For me, it became more sustainable when I stopped treating it like a generic fitness obligation and started connecting it to my real life. Tracking workouts, understanding progressive overload, and training for Disney trips, conventions, travel, and parenting all make it feel more personal and easier to stick with.
Final Thoughts
Weightlifting started feeling more sustainable when I stopped treating it as a generic self-improvement project and began treating it as part of my actual life.
For me, the nerdy part is not just a joke or a branding layer on top of regular fitness writing. It is the framework that makes the whole thing click: curiosity, structure, learning, pattern recognition, and motivation tied to the things I genuinely care about.
That is what makes this version feel different. It feels personal, practical, and sustainable in a way earlier attempts never quite did.
And honestly, that is the first version of weightlifting that has felt fully like mine. For the first time, this seems like something achievable.
As you can tell from the pictures, I have a long way to go, but I’m determined to get there.
If you’re over 50 and traditional fitness advice has never really clicked, it may help to stop forcing yourself into someone else’s system.

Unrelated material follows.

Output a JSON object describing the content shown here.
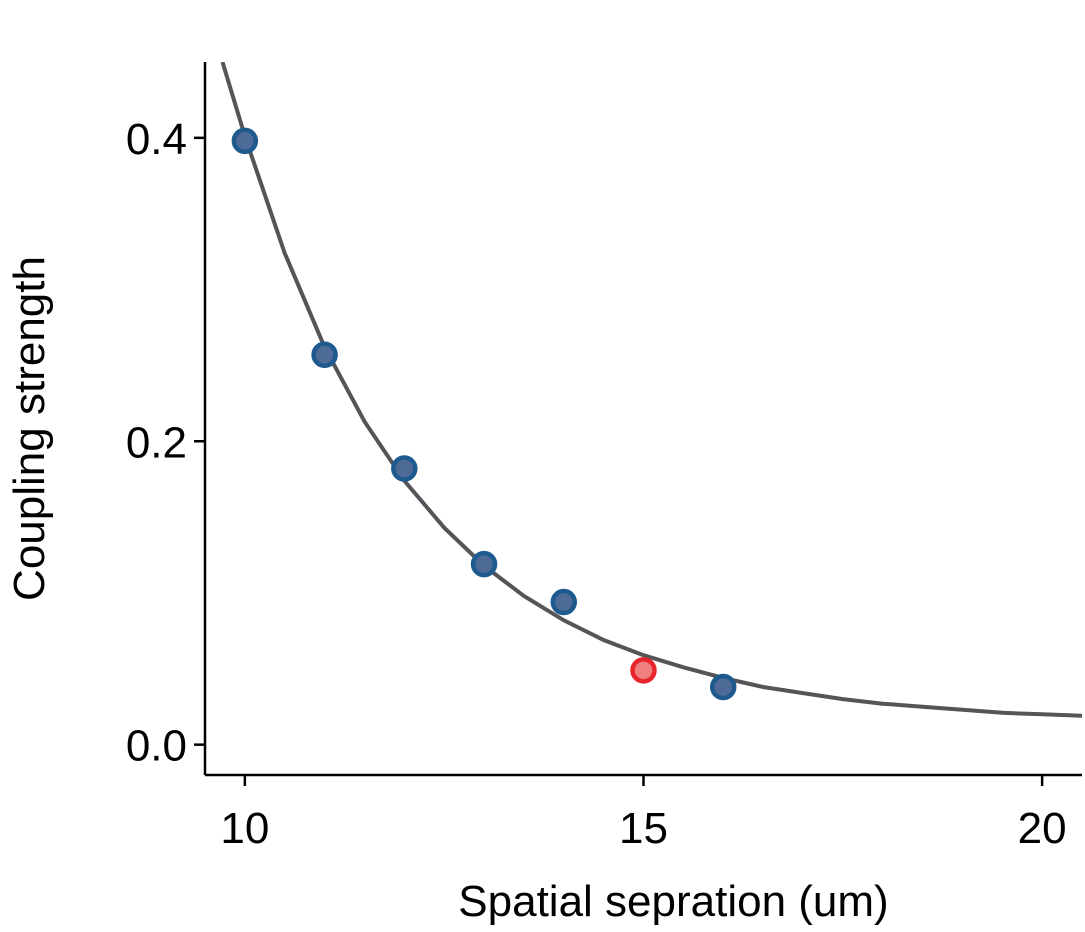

Build one that fits your real life, your real motivations, and the adventures you actually want to keep having.
Author’s note: I’m not a certified trainer or medical professional. This article is based on my personal experience as a beginner lifter over 50, along with resources from evidence-based fitness educators and medical sources. For individualized advice, talk with a qualified coach or healthcare provider. This is the second in a series of articles about getting healthy, so I can go on more nerd adventures.